Recyclage du plastique : malgré un fort soutien public, Valoregen a été liquidée

L'usine de Valoregen était installée à Damazan, en Lot-et-Garonne.
SEM47

L'usine de Valoregen était installée à Damazan, en Lot-et-Garonne.
SEM47
Grâce à une combinaison brevetée de procédés mécaniques et chimiques, Valoregen devait être en mesure de recycler jusqu'à 70 000 tonnes par an de films plastiques souples utilisés dans l'alimentaire et la logistique. En 2022, son PDG, Thierry Perez, avait su bâtir un plan de financement de 17 millions d'euros mêlant fonds bancaires, un prêt obligataire de 2 millions d'euros auprès de Dow Chemical, l'un de ses futurs clients, et 6 millions d'euros d'aides publiques.
Mais tout ne s'est pas passé comme anticipé par le chef d'entreprise. « Le crédit-bail pour financer les machines a pris un an de plus que prévu, nous avons rencontré des problèmes importants sur la toiture du bâtiment et la réglementation européenne, porteuse au départ, n'a cessé de se complexifier », relate Thierry Perez. L'usine, installée à Damazan (Lot-et-Garonne), est finalement entrée en fonctionnement début 2024 mais avec seulement une ligne partielle de recyclage mécanique. De quoi générer 700 000 euros de chiffre d'affaires l'an dernier.
« Nous avons ensuite réalisé 1,8 million d'euros au premier semestre 2025 mais nous étions très fragiles sur le plan de la trésorerie.
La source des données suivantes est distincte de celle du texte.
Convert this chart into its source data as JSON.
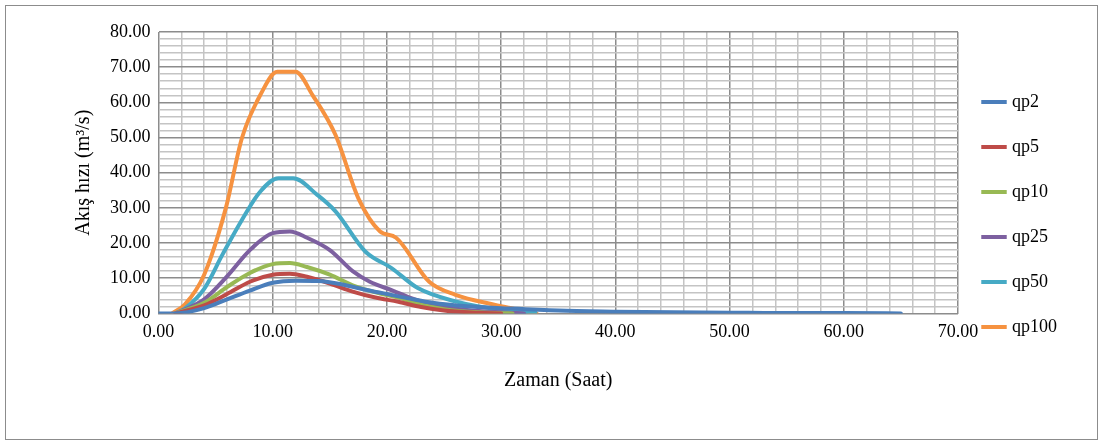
{
  "chart_data": {
    "type": "line",
    "xlabel": "Zaman (Saat)",
    "ylabel": "Akış hızı (m³/s)",
    "xlim": [
      0,
      70
    ],
    "ylim": [
      0,
      80
    ],
    "xticks": [
      {
        "value": 0,
        "label": "0.00"
      },
      {
        "value": 2,
        "label": null
      },
      {
        "value": 4,
        "label": null
      },
      {
        "value": 6,
        "label": null
      },
      {
        "value": 8,
        "label": null
      },
      {
        "value": 10,
        "label": "10.00"
      },
      {
        "value": 12,
        "label": null
      },
      {
        "value": 14,
        "label": null
      },
      {
        "value": 16,
        "label": null
      },
      {
        "value": 18,
        "label": null
      },
      {
        "value": 20,
        "label": "20.00"
      },
      {
        "value": 22,
        "label": null
      },
      {
        "value": 24,
        "label": null
      },
      {
        "value": 26,
        "label": null
      },
      {
        "value": 28,
        "label": null
      },
      {
        "value": 30,
        "label": "30.00"
      },
      {
        "value": 32,
        "label": null
      },
      {
        "value": 34,
        "label": null
      },
      {
        "value": 36,
        "label": null
      },
      {
        "value": 38,
        "label": null
      },
      {
        "value": 40,
        "label": "40.00"
      },
      {
        "value": 42,
        "label": null
      },
      {
        "value": 44,
        "label": null
      },
      {
        "value": 46,
        "label": null
      },
      {
        "value": 48,
        "label": null
      },
      {
        "value": 50,
        "label": "50.00"
      },
      {
        "value": 52,
        "label": null
      },
      {
        "value": 54,
        "label": null
      },
      {
        "value": 56,
        "label": null
      },
      {
        "value": 58,
        "label": null
      },
      {
        "value": 60,
        "label": "60.00"
      },
      {
        "value": 62,
        "label": null
      },
      {
        "value": 64,
        "label": null
      },
      {
        "value": 66,
        "label": null
      },
      {
        "value": 68,
        "label": null
      },
      {
        "value": 70,
        "label": "70.00"
      }
    ],
    "yticks": [
      {
        "value": 0,
        "label": "0.00"
      },
      {
        "value": 2,
        "label": null
      },
      {
        "value": 4,
        "label": null
      },
      {
        "value": 6,
        "label": null
      },
      {
        "value": 8,
        "label": null
      },
      {
        "value": 10,
        "label": "10.00"
      },
      {
        "value": 12,
        "label": null
      },
      {
        "value": 14,
        "label": null
      },
      {
        "value": 16,
        "label": null
      },
      {
        "value": 18,
        "label": null
      },
      {
        "value": 20,
        "label": "20.00"
      },
      {
        "value": 22,
        "label": null
      },
      {
        "value": 24,
        "label": null
      },
      {
        "value": 26,
        "label": null
      },
      {
        "value": 28,
        "label": null
      },
      {
        "value": 30,
        "label": "30.00"
      },
      {
        "value": 32,
        "label": null
      },
      {
        "value": 34,
        "label": null
      },
      {
        "value": 36,
        "label": null
      },
      {
        "value": 38,
        "label": null
      },
      {
        "value": 40,
        "label": "40.00"
      },
      {
        "value": 42,
        "label": null
      },
      {
        "value": 44,
        "label": null
      },
      {
        "value": 46,
        "label": null
      },
      {
        "value": 48,
        "label": null
      },
      {
        "value": 50,
        "label": "50.00"
      },
      {
        "value": 52,
        "label": null
      },
      {
        "value": 54,
        "label": null
      },
      {
        "value": 56,
        "label": null
      },
      {
        "value": 58,
        "label": null
      },
      {
        "value": 60,
        "label": "60.00"
      },
      {
        "value": 62,
        "label": null
      },
      {
        "value": 64,
        "label": null
      },
      {
        "value": 66,
        "label": null
      },
      {
        "value": 68,
        "label": null
      },
      {
        "value": 70,
        "label": "70.00"
      },
      {
        "value": 72,
        "label": null
      },
      {
        "value": 74,
        "label": null
      },
      {
        "value": 76,
        "label": null
      },
      {
        "value": 78,
        "label": null
      },
      {
        "value": 80,
        "label": "80.00"
      }
    ],
    "grid": true,
    "legend": "right",
    "marker": "none",
    "line_style": "solid",
    "series": [
      {
        "name": "qp2",
        "color": "#4a7ebb",
        "x": [
          0,
          1.5,
          4,
          6,
          8,
          10,
          12,
          14,
          16,
          18,
          20,
          22,
          24,
          27,
          30,
          35,
          40,
          45,
          50,
          55,
          60,
          65
        ],
        "values": [
          0,
          0,
          1.5,
          4,
          6.5,
          8.7,
          9.3,
          9.2,
          8.3,
          6.8,
          5.5,
          4.2,
          3,
          2,
          1.5,
          0.8,
          0.5,
          0.3,
          0.2,
          0.1,
          0.1,
          0
        ]
      },
      {
        "name": "qp5",
        "color": "#be4b48",
        "x": [
          1.5,
          4,
          6,
          8,
          10,
          11.5,
          13,
          15,
          17,
          19,
          21,
          23,
          25,
          28,
          30
        ],
        "values": [
          0,
          2.3,
          5.5,
          9,
          11,
          11.3,
          10.4,
          8.5,
          6.2,
          4.5,
          3.3,
          1.8,
          0.8,
          0.2,
          0
        ]
      },
      {
        "name": "qp10",
        "color": "#98b954",
        "x": [
          1.5,
          4,
          6,
          8,
          10,
          11.5,
          13,
          15,
          17,
          19,
          21,
          23,
          25,
          28,
          31
        ],
        "values": [
          0,
          3,
          7.5,
          11.5,
          14,
          14.3,
          13.2,
          11,
          8,
          6,
          4.5,
          2.5,
          1.2,
          0.3,
          0
        ]
      },
      {
        "name": "qp25",
        "color": "#7d60a0",
        "x": [
          1.5,
          4,
          6,
          8,
          10,
          11.5,
          13,
          15,
          17,
          18.5,
          20.5,
          22,
          24,
          27,
          30,
          32
        ],
        "values": [
          0,
          4,
          10.5,
          18,
          22.8,
          23.3,
          21.5,
          18,
          12,
          9,
          6.5,
          4.5,
          2.5,
          1,
          0.3,
          0
        ]
      },
      {
        "name": "qp50",
        "color": "#46aac5",
        "x": [
          1.5,
          2.3,
          4,
          5.6,
          7.2,
          8.9,
          10.5,
          11.8,
          13.9,
          15.5,
          18.1,
          20.4,
          22.7,
          26,
          30,
          33
        ],
        "values": [
          0,
          1.4,
          7,
          16.7,
          26,
          34.6,
          38.4,
          38.4,
          33.7,
          29,
          17.6,
          12.9,
          7.2,
          3.4,
          1,
          0.2
        ]
      },
      {
        "name": "qp100",
        "color": "#f69240",
        "x": [
          1.2,
          2.3,
          4,
          5.9,
          7.3,
          8.9,
          10.4,
          12,
          13.5,
          15.5,
          17.5,
          19.4,
          20.8,
          23.7,
          26,
          29.4,
          33.1
        ],
        "values": [
          0,
          2.5,
          11,
          30,
          49.8,
          62,
          68.7,
          68.7,
          62,
          50.7,
          32.7,
          23.3,
          21.5,
          9,
          5.3,
          2.5,
          0
        ]
      }
    ]
  }
}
Alors quand Dow Chemicals a eu besoin d'un délai de six mois pour répondre aux nouvelles exigences européennes de traçabilité du plastique, nous n'avions pas de quoi tenir », se désole le dirigeant agenais, qui évoque « un besoin de fonds de roulement de seulement 1,5 million d'euros ».
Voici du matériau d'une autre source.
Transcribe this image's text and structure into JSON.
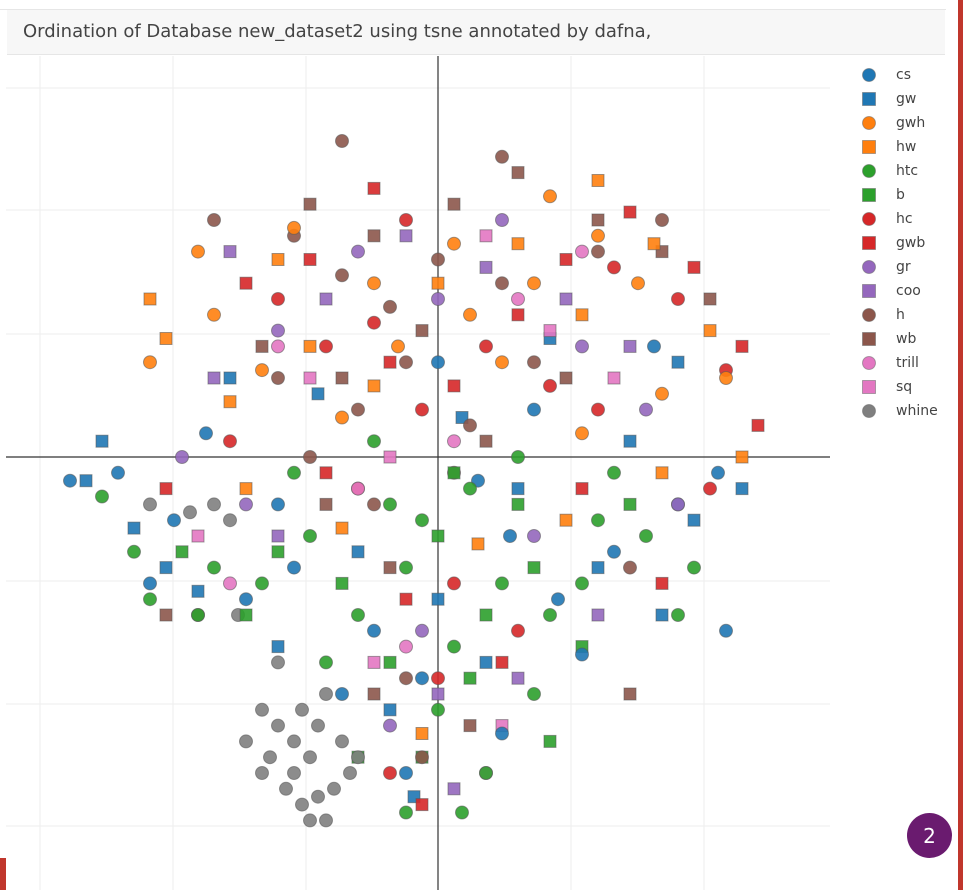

Mais, malgré près de six millions d'euros de commandes fermes d'ici au 31 décembre, aucun acteur n'a souhaité réinvestir dans Valoregen, qui avait déjà été contrainte de se refinancer deux fois compte tenu des aléas au démarrage.
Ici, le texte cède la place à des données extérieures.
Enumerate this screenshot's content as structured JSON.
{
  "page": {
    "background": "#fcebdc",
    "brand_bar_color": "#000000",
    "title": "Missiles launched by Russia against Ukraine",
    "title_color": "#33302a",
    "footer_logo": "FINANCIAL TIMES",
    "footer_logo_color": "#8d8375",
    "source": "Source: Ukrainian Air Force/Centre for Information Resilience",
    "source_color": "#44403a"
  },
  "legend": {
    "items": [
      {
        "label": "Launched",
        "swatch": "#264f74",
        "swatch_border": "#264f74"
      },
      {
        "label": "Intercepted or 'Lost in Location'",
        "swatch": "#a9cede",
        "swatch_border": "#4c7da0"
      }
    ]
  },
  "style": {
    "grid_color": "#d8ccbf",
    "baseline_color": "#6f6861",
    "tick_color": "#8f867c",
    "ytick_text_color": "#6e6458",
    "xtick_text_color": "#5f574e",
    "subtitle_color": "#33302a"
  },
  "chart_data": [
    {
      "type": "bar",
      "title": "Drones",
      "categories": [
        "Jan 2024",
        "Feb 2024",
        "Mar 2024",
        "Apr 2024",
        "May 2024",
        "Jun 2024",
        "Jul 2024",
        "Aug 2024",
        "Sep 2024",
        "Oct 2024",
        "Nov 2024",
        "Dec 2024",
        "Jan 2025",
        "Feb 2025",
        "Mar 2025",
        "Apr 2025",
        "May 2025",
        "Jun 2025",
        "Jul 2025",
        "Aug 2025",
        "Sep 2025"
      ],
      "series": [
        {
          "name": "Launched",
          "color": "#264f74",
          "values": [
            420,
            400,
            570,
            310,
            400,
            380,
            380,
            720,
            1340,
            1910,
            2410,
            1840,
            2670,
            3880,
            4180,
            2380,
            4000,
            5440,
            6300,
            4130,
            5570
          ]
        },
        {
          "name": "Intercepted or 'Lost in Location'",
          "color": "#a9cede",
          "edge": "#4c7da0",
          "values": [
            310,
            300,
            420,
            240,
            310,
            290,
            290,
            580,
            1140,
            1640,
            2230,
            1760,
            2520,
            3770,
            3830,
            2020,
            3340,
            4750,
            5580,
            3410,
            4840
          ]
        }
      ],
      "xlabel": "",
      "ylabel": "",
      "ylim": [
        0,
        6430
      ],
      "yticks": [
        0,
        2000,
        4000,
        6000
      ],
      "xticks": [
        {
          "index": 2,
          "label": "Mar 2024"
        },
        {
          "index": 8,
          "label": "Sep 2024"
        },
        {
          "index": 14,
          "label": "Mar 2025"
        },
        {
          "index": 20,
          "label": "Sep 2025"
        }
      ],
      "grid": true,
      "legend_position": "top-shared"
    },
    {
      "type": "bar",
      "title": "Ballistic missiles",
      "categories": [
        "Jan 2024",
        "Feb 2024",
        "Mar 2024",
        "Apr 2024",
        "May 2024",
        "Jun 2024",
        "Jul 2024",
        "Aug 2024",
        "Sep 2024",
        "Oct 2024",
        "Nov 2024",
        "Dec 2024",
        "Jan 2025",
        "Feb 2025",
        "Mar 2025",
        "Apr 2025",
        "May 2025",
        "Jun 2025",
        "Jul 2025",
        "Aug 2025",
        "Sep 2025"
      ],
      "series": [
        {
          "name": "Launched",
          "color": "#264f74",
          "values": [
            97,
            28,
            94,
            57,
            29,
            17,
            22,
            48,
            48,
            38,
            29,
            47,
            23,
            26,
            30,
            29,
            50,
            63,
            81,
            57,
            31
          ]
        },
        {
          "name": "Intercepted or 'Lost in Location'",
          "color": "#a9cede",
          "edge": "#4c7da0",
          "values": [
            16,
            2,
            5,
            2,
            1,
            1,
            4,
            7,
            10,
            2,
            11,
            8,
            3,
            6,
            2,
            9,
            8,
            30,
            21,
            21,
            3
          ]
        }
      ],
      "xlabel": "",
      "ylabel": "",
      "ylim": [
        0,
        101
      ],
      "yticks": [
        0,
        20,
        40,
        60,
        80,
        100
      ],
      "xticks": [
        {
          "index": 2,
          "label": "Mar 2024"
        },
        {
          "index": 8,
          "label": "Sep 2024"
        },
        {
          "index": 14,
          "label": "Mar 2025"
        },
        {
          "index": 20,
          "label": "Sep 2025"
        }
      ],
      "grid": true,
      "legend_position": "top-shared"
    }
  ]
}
La PME de 48 salariés s'est retrouvée en cessation de paiement cet été puis a été placée en redressement judiciaire début août avant d'être liquidée par le tribunal de commerce d'Agen ce mercredi 3 septembre, lestée de 15 millions d'euros de dettes.
L’actualité qui compte pour vous, chaque jour dans votre boîte mail.

Une faillite qui fait écho à celle de l'entreprise RecyOuest en Normandie fin juillet.
De son côté, la Région Nouvelle-Aquitaine ne reverra pas les 3,9 millions d'euros d'avances remboursables versées en 2021 pour soutenir l'amorçage industriel du projet. « C'est un dossier qu'on a beaucoup suivi et soutenu. L'entreprise a fonctionné sur le recyclage mécanique, qui produit des granules, mais ce n'était pas assez différenciant sur le marché dans le contexte actuel tandis que le traitement chimique du plastique visant à produire des huiles n'a jamais pu être déployé », constate Maud Caruhel, vice-présidente en charge de l'ESS, de l'économie circulaire et des déchets.
À lire également
« Le procédé chimique est breveté et à l'étape du pilote industriel mais on n'a pas pu le mettre en place au plan industriel », confirme Thierry Perez, pointant également « les flots de plastiques chinois qui inondent le marché européen sans contrôle à l'entrée ». Il reste à voir si certains actifs de Valoregen seront repris par des investisseurs ou acteurs industriels. Auquel cas, la Région compte bien avoir son mot à dire compte tenu de ses créances.